In principle, MiModD can be used to analyze WGS data from any organism, but its memory requirements are dependent on genome size. To analyze C. elegans data we recommend a system with 16GB of memory (though 8GB will do for testing). The package runs on Linux and Mac OS systems without any further strict hardware requirements. Obviously, performance will depend on the exact configuration of the system MiModD is running on, but on our development machine - a desktop PC equipped with a 3rd generation Intel Core i7 processor, 16 GB RAM and an Ubuntu 12.04 operating system - the complete analysis of a 30x covered worm genome finishes in less than 1 hour, which should be good enough for the occasional user.
MiModD is free, open-source and actively developed, and labs interested in WGS analysis are encouraged to download and test the software. We offer assistance with installing and using the package to users of the beta version and are looking forward to receiving your feedback. Further information is available at www.celegans.de/mimodd.
References
Doitsidou M, Poole RJ, Sarin S, Bigelow H, and Hobert O. (2010). C. elegans mutant identification with a one-step whole-genome-sequencing and SNP mapping strategy. PLoS One 5, e15435.

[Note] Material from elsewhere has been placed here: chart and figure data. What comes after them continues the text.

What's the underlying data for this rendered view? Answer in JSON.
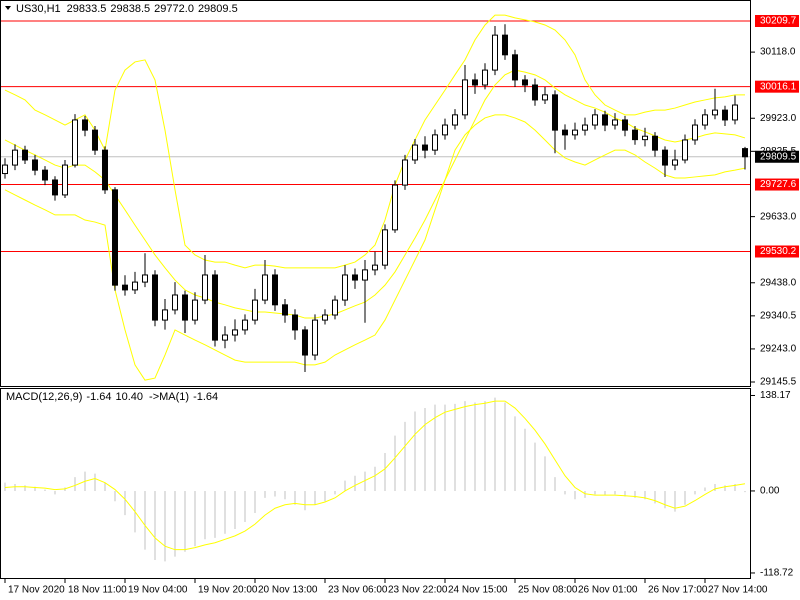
{
  "chart_data": {
    "type": "candlestick",
    "title": "US30,H1",
    "last_low_label": "29772.0",
    "up_color": "#ffffff",
    "down_color": "#000000",
    "categories": [
      "17 Nov 2020",
      null,
      null,
      null,
      null,
      null,
      "18 Nov 11:00",
      null,
      null,
      null,
      null,
      null,
      "19 Nov 04:00",
      null,
      null,
      null,
      null,
      null,
      null,
      "19 Nov 20:00",
      null,
      null,
      null,
      null,
      null,
      "20 Nov 13:00",
      null,
      null,
      null,
      null,
      null,
      null,
      "23 Nov 06:00",
      null,
      null,
      null,
      null,
      null,
      "23 Nov 22:00",
      null,
      null,
      null,
      null,
      null,
      "24 Nov 15:00",
      null,
      null,
      null,
      null,
      null,
      null,
      "25 Nov 08:00",
      null,
      null,
      null,
      null,
      null,
      "26 Nov 01:00",
      null,
      null,
      null,
      null,
      null,
      null,
      "26 Nov 17:00",
      null,
      null,
      null,
      null,
      null,
      "27 Nov 14:00",
      null,
      null,
      null,
      null
    ],
    "candles": [
      [
        29760,
        29805,
        29745,
        29785
      ],
      [
        29785,
        29846,
        29770,
        29829
      ],
      [
        29829,
        29842,
        29788,
        29800
      ],
      [
        29800,
        29815,
        29755,
        29770
      ],
      [
        29770,
        29782,
        29726,
        29741
      ],
      [
        29741,
        29752,
        29680,
        29697
      ],
      [
        29697,
        29800,
        29688,
        29785
      ],
      [
        29785,
        29935,
        29778,
        29918
      ],
      [
        29918,
        29930,
        29870,
        29888
      ],
      [
        29888,
        29900,
        29815,
        29829
      ],
      [
        29829,
        29840,
        29700,
        29712
      ],
      [
        29712,
        29720,
        29415,
        29431
      ],
      [
        29431,
        29460,
        29400,
        29417
      ],
      [
        29417,
        29470,
        29405,
        29440
      ],
      [
        29440,
        29525,
        29425,
        29461
      ],
      [
        29461,
        29475,
        29310,
        29328
      ],
      [
        29328,
        29390,
        29300,
        29358
      ],
      [
        29358,
        29440,
        29345,
        29402
      ],
      [
        29402,
        29415,
        29290,
        29328
      ],
      [
        29328,
        29410,
        29315,
        29387
      ],
      [
        29387,
        29520,
        29375,
        29461
      ],
      [
        29461,
        29475,
        29250,
        29269
      ],
      [
        29269,
        29310,
        29245,
        29284
      ],
      [
        29284,
        29330,
        29265,
        29299
      ],
      [
        29299,
        29345,
        29285,
        29328
      ],
      [
        29328,
        29420,
        29315,
        29387
      ],
      [
        29387,
        29505,
        29375,
        29461
      ],
      [
        29461,
        29478,
        29355,
        29373
      ],
      [
        29373,
        29390,
        29320,
        29343
      ],
      [
        29343,
        29360,
        29270,
        29299
      ],
      [
        29299,
        29310,
        29175,
        29225
      ],
      [
        29225,
        29345,
        29210,
        29328
      ],
      [
        29328,
        29360,
        29315,
        29343
      ],
      [
        29343,
        29400,
        29330,
        29387
      ],
      [
        29387,
        29490,
        29370,
        29461
      ],
      [
        29461,
        29480,
        29420,
        29446
      ],
      [
        29446,
        29505,
        29320,
        29476
      ],
      [
        29476,
        29530,
        29460,
        29490
      ],
      [
        29490,
        29610,
        29478,
        29594
      ],
      [
        29594,
        29740,
        29585,
        29726
      ],
      [
        29726,
        29815,
        29712,
        29800
      ],
      [
        29800,
        29862,
        29788,
        29844
      ],
      [
        29844,
        29870,
        29805,
        29829
      ],
      [
        29829,
        29890,
        29815,
        29874
      ],
      [
        29874,
        29922,
        29860,
        29903
      ],
      [
        29903,
        29950,
        29890,
        29933
      ],
      [
        29933,
        30080,
        29920,
        30036
      ],
      [
        30036,
        30055,
        29995,
        30021
      ],
      [
        30021,
        30085,
        30008,
        30065
      ],
      [
        30065,
        30195,
        30050,
        30168
      ],
      [
        30168,
        30200,
        30095,
        30110
      ],
      [
        30110,
        30125,
        30015,
        30036
      ],
      [
        30036,
        30050,
        30000,
        30021
      ],
      [
        30021,
        30040,
        29960,
        29977
      ],
      [
        29977,
        30015,
        29965,
        29992
      ],
      [
        29992,
        30005,
        29820,
        29888
      ],
      [
        29888,
        29905,
        29830,
        29874
      ],
      [
        29874,
        29910,
        29860,
        29888
      ],
      [
        29888,
        29925,
        29872,
        29903
      ],
      [
        29903,
        29950,
        29890,
        29933
      ],
      [
        29933,
        29945,
        29885,
        29903
      ],
      [
        29903,
        29938,
        29890,
        29918
      ],
      [
        29918,
        29930,
        29870,
        29888
      ],
      [
        29888,
        29900,
        29845,
        29860
      ],
      [
        29860,
        29895,
        29840,
        29870
      ],
      [
        29870,
        29882,
        29810,
        29829
      ],
      [
        29829,
        29840,
        29750,
        29785
      ],
      [
        29785,
        29830,
        29770,
        29800
      ],
      [
        29800,
        29875,
        29790,
        29859
      ],
      [
        29859,
        29920,
        29845,
        29903
      ],
      [
        29903,
        29950,
        29890,
        29933
      ],
      [
        29933,
        30010,
        29920,
        29947
      ],
      [
        29947,
        29960,
        29900,
        29918
      ],
      [
        29918,
        29990,
        29905,
        29962
      ],
      [
        29833.5,
        29838.5,
        29772,
        29809.5
      ]
    ],
    "bands": {
      "color": "#ffff00",
      "upper": [
        30006,
        29992,
        29977,
        29947,
        29933,
        29918,
        29903,
        29918,
        29933,
        29888,
        29829,
        30006,
        30065,
        30089,
        30095,
        30036,
        29888,
        29712,
        29549,
        29520,
        29505,
        29499,
        29499,
        29490,
        29482,
        29490,
        29490,
        29487,
        29482,
        29482,
        29482,
        29482,
        29482,
        29482,
        29490,
        29499,
        29520,
        29549,
        29623,
        29726,
        29800,
        29859,
        29918,
        29962,
        30006,
        30051,
        30095,
        30154,
        30198,
        30227,
        30227,
        30219,
        30213,
        30207,
        30198,
        30183,
        30154,
        30110,
        30036,
        29992,
        29962,
        29947,
        29933,
        29933,
        29941,
        29947,
        29947,
        29953,
        29962,
        29971,
        29977,
        29983,
        29986,
        29992,
        29992
      ],
      "middle": [
        29859,
        29844,
        29829,
        29815,
        29800,
        29785,
        29776,
        29785,
        29785,
        29765,
        29741,
        29697,
        29653,
        29608,
        29564,
        29520,
        29482,
        29446,
        29417,
        29402,
        29393,
        29381,
        29373,
        29364,
        29358,
        29352,
        29352,
        29349,
        29346,
        29343,
        29334,
        29334,
        29340,
        29346,
        29358,
        29370,
        29381,
        29402,
        29431,
        29470,
        29520,
        29570,
        29623,
        29682,
        29741,
        29800,
        29859,
        29918,
        29977,
        30021,
        30051,
        30065,
        30059,
        30051,
        30036,
        30012,
        29992,
        29977,
        29962,
        29953,
        29941,
        29924,
        29912,
        29894,
        29883,
        29871,
        29859,
        29853,
        29859,
        29865,
        29874,
        29880,
        29877,
        29874,
        29865
      ],
      "lower": [
        29712,
        29697,
        29682,
        29667,
        29653,
        29638,
        29638,
        29638,
        29623,
        29617,
        29608,
        29417,
        29299,
        29196,
        29151,
        29157,
        29225,
        29299,
        29284,
        29269,
        29255,
        29240,
        29225,
        29210,
        29204,
        29204,
        29204,
        29204,
        29204,
        29204,
        29196,
        29196,
        29204,
        29225,
        29240,
        29255,
        29269,
        29284,
        29328,
        29387,
        29446,
        29505,
        29564,
        29653,
        29741,
        29829,
        29874,
        29903,
        29924,
        29933,
        29933,
        29924,
        29912,
        29888,
        29859,
        29829,
        29806,
        29794,
        29785,
        29800,
        29815,
        29829,
        29829,
        29815,
        29794,
        29776,
        29756,
        29747,
        29747,
        29750,
        29753,
        29756,
        29765,
        29770,
        29776
      ]
    },
    "levels": {
      "color": "#ff0000",
      "values": [
        30209.7,
        30016.1,
        29727.6,
        29530.2
      ]
    },
    "current_color": "#c0c0c0",
    "ylim": [
      29133.7,
      30271.6
    ],
    "yticks": [
      {
        "value": 30118,
        "label": "30118.0"
      },
      {
        "value": 29923,
        "label": "29923.0"
      },
      29825.5,
      {
        "value": 29633,
        "label": "29633.0"
      },
      {
        "value": 29438,
        "label": "29438.0"
      },
      29340.5,
      {
        "value": 29243,
        "label": "29243.0"
      },
      29145.5
    ],
    "macd": {
      "title": "MACD(12,26,9)",
      "ma_title": "->MA(1)",
      "signal_label": "10.40",
      "histogram_color": "#c0c0c0",
      "signal_color": "#ffff00",
      "histogram": [
        12,
        10,
        8,
        6,
        2,
        -5,
        5,
        20,
        28,
        25,
        12,
        -15,
        -35,
        -60,
        -85,
        -100,
        -102,
        -95,
        -88,
        -80,
        -70,
        -68,
        -62,
        -55,
        -45,
        -32,
        -10,
        -8,
        -12,
        -20,
        -28,
        -20,
        -15,
        -5,
        15,
        22,
        28,
        35,
        55,
        80,
        100,
        115,
        120,
        125,
        125,
        126,
        130,
        128,
        130,
        135,
        128,
        108,
        90,
        70,
        50,
        20,
        -5,
        -12,
        -10,
        -5,
        -6,
        -5,
        -8,
        -10,
        -12,
        -18,
        -25,
        -30,
        -20,
        -5,
        5,
        10,
        8,
        10,
        -1.64
      ],
      "signal": [
        5,
        6,
        6,
        5,
        4,
        2,
        3,
        8,
        14,
        18,
        12,
        2,
        -12,
        -30,
        -50,
        -68,
        -80,
        -85,
        -85,
        -82,
        -78,
        -75,
        -70,
        -65,
        -58,
        -48,
        -35,
        -25,
        -20,
        -18,
        -20,
        -20,
        -16,
        -10,
        0,
        8,
        15,
        22,
        32,
        48,
        65,
        82,
        96,
        106,
        114,
        118,
        122,
        125,
        127,
        130,
        130,
        120,
        105,
        88,
        68,
        45,
        22,
        5,
        -4,
        -6,
        -6,
        -6,
        -7,
        -8,
        -10,
        -14,
        -20,
        -25,
        -22,
        -14,
        -5,
        3,
        6,
        8,
        10.4
      ],
      "ylim": [
        -126,
        149
      ],
      "yticks": [
        138.17,
        {
          "value": 0,
          "label": "0.00"
        },
        -118.72
      ]
    }
  }
}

Flibotte S, Edgley ML, Chaudhry I, Taylor J, Neil SE, Rogula A, Zapf R, Hirst M, Butterfield Y, Jones SJ, et al. (2010). Whole-genome profiling of mutagenesis in Caenorhabditis elegans. Genetics 185, 431-441.
Minevich G, Park DS, Blankenberg D, Poole RJ, and Hobert O. (2012). CloudMap: a cloud-based pipeline for analysis of mutant genome sequences. Genetics 192, 1249-1269.
Sarin S, Prabhu S, O'Meara MM, Pe'er I, and Hobert O. (2008). Caenorhabditis elegans mutant allele identification by whole-genome sequencing. Nat. Methods 5, 865-867.
Zuryn S, Le Gras S, Jamet K, and Jarriault S. (2010). A strategy for direct mapping and identification of mutations by whole-genome sequencing. Genetics 186, 427-430.